The publisher's blurb for this book mentions the movie Get Out and that's a fair comparison. But I recently heard author Zakiya Dalila Harris talking about the influences on her writing and she mentioned Stephen King and I can see that too. Those aside, debut author Harris puts her own fresh, unique stamp on her novel and takes the story to places neither of those others could or did go. What starts out as a skewering of the whiteness of the publishing biz is turned sideways when a building, unknown menace begins to infuse the story.
Nella Rogers is an editorial assistant and the only Black employee at Wagner Books. She struggles with the micro and let's admit it, macro-aggressions she experiences daily. So when another Black woman is hired by Wagner Nella is thrilled.
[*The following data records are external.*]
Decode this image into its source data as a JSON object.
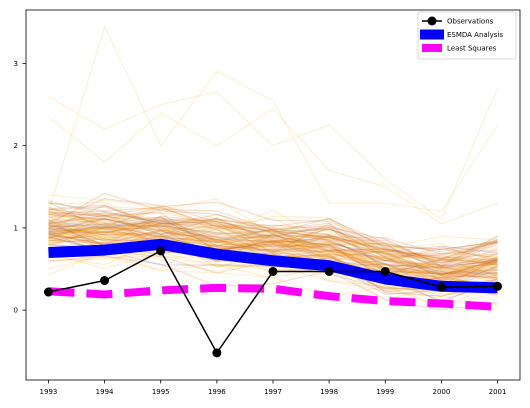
{
  "chart_data": {
    "type": "line",
    "x": [
      1993,
      1994,
      1995,
      1996,
      1997,
      1998,
      1999,
      2000,
      2001
    ],
    "xlim": [
      1992.6,
      2001.4
    ],
    "ylim": [
      -0.85,
      3.65
    ],
    "xticks": [
      "1993",
      "1994",
      "1995",
      "1996",
      "1997",
      "1998",
      "1999",
      "2000",
      "2001"
    ],
    "yticks": [
      0,
      1,
      2,
      3
    ],
    "ytick_labels": [
      "0",
      "1",
      "2",
      "3"
    ],
    "grid": false,
    "legend_position": "top-right",
    "series": [
      {
        "name": "Observations",
        "color": "#000000",
        "style": "solid-line-circle-markers",
        "values": [
          0.22,
          0.36,
          0.72,
          -0.52,
          0.47,
          0.47,
          0.47,
          0.28,
          0.29
        ]
      },
      {
        "name": "ESMDA Analysis",
        "color": "#0000ff",
        "style": "thick-solid",
        "values": [
          0.7,
          0.73,
          0.8,
          0.68,
          0.6,
          0.54,
          0.38,
          0.29,
          0.27
        ]
      },
      {
        "name": "Least Squares",
        "color": "#ff00ff",
        "style": "thick-dashed",
        "values": [
          0.23,
          0.19,
          0.24,
          0.27,
          0.26,
          0.17,
          0.11,
          0.08,
          0.04
        ]
      }
    ],
    "ensemble": {
      "description_only": "background ensemble members (orange/brown) and prior samples (faint)",
      "color_posterior": "#d2691e",
      "color_prior": "#ffa500",
      "color_gray": "#8c7a86"
    }
  }
}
Finally she'll not be so lonely. Surely Hazel will truly understand Nella's frustrations and be the sounding board she's been longing for. Nella's delight is short-lived as Hazel not only gets along with her white colleagues, but also charms them, so much so that she is quickly getting opportunities never offered to Nella. And even as Nella is dealing with this competition from the one person she thought would be an ally, the notes start to appear. Notes that tell her to "Leave Wagner. Now."
That's as far as I'm going to go in telling you about the plot as part of the delight I had in this book was how it never went where I thought it was going to go. The slow-building, sinister surprises it offered were so good, and yes, thrilling, that I want you to be able to experience them too. Enjoy!